Dumb physics question

Let’s say I can throw a baseball (0.142 kg) to a maximum speed of 10 mph (4.47 m/s). The kinetic energy of the baseball is thus 1.42 Joules.

Now let’s say I’m riding a train that’s traveling at 50 mph (22.35 m/s). Relative to the earth, the baseball has 35.47 Joules of kinetic energy. I again throw the baseball to a speed of 10 mph (relative to the train). Relative to the earth, the speed of the baseball is now 60 mph (26.82 m/s), and the kinetic energy of the baseball is now 51.07 Joules.

When I was on the ground, I was only able to give the baseball 1.42 Joules of energy. Likewise, it is assumed I can only give the baseball an additional 1.42 Joules of energy while on the train. Yet on the train, it would seem I was able to give the baseball an additional 15.61 Joules of energy.

I know I must be doing something wrong here. Can anyone help me out?

Your calculations are right. What’s happening is that the energy imparted to the baseball, in the second case, can be decomposed into two parts: one due to you, and one due to the motion of the train. In relativity (even classical “Galilean” relativity where objects are moving slowly) the total energy of a system obviously depends on the frame in which it is measured.

In this case, though, we seem to have gotten energy from nowhere. But consider the various forces acting: you are imparting a horizontal force on the ball, and the floor of the train is imparting an equal force on you (preventing you from sliding backwards across the floor when you throw the ball). The work done is the integral of force times displacement, so the work done on the ball is the 15.61 J you calculated. But the train does work on you, too; if you work this out you will find that it comes to exactly 15.61-1.42 J like you’d hope. (It’s useful to work out the integral explicitly – say, for the case of a baseball under constant acceleration a, with a train of constant velocity v[sub]0[/sub] – to see how these terms contribute to the total work done.) So the extra work is being done by the locomotive, pulling against the added force of your arm as you accelerate the baseball.

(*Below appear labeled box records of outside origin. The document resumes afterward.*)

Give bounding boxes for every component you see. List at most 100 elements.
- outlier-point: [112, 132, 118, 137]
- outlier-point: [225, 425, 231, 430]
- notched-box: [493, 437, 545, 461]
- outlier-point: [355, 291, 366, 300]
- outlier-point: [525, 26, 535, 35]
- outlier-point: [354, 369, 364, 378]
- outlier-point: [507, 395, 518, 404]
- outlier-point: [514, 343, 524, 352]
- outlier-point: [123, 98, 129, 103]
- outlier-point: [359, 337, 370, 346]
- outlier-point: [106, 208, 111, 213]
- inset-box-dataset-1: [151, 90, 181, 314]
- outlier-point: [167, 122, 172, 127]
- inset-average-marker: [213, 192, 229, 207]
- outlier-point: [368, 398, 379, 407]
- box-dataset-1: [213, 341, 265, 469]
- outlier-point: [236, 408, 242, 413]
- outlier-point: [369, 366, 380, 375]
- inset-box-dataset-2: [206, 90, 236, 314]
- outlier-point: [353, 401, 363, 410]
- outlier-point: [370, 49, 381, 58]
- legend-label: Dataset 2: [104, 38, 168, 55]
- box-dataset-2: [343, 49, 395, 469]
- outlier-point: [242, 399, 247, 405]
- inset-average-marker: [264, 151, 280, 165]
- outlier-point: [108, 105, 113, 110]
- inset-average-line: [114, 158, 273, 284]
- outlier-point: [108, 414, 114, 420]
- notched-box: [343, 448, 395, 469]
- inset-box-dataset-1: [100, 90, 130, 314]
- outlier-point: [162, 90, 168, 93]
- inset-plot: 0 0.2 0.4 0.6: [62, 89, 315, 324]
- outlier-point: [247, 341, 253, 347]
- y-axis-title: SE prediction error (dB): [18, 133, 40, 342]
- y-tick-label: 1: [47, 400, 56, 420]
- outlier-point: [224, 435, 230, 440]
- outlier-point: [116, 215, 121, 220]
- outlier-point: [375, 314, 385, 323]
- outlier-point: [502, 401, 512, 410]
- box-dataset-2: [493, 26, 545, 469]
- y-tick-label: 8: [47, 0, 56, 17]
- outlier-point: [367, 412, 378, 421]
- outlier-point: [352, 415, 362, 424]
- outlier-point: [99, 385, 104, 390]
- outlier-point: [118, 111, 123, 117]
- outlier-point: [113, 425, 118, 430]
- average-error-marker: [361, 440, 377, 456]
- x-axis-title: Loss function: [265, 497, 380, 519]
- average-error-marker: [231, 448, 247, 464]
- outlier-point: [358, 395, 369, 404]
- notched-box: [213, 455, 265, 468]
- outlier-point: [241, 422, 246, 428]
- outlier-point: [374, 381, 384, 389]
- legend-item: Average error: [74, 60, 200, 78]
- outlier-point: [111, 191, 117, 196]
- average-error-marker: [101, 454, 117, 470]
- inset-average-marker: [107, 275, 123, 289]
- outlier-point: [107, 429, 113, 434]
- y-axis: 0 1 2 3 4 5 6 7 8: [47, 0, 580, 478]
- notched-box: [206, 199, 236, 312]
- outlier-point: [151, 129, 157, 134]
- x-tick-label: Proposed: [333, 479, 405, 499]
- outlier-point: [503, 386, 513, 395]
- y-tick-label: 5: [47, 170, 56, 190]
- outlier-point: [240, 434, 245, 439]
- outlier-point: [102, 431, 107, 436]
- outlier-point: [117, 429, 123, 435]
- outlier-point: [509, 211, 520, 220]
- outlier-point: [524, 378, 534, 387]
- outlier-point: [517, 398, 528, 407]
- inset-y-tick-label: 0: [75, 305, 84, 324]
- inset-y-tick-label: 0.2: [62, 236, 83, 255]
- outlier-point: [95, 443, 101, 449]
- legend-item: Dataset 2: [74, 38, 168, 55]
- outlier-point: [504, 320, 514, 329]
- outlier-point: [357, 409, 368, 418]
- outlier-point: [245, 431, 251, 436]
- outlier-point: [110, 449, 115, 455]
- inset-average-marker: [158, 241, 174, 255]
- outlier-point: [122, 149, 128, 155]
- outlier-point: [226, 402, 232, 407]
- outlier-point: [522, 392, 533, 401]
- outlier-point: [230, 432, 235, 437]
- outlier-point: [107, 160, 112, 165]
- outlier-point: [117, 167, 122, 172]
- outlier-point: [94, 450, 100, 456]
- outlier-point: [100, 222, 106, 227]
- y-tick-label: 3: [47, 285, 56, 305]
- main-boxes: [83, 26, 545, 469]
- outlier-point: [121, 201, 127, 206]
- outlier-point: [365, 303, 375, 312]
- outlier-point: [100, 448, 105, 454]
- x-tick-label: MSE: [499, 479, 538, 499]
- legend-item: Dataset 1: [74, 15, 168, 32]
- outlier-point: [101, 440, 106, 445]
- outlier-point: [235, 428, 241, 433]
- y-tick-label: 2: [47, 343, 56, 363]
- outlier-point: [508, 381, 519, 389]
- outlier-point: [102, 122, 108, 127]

I’m still confused, Omphaloskeptic. Where does the energy come from again?

As Omphaloskeptic said, the additional energy comes from the train.

Would it be correct to say that which amount of energy is released on impact also depends on the frame of reference? That is, if the ball hits the back of a passenger’s head, it will only strike with the force imparted by the throw. But if it hits something outside of the train, it will strike with the force imparted by both the throw and the train.

Though your examples are right, I wouldn’t put it that way, because in the two cases the important thing is not your choice of frame of reference but your choice of the speed at which the passenger’s head is moving. I would just say that the energy released depends on the relative impact speed (or the speeds of the two bodies in the center-of-mass frame).

I guess what I’m looking for are some equations that explain what’s going on.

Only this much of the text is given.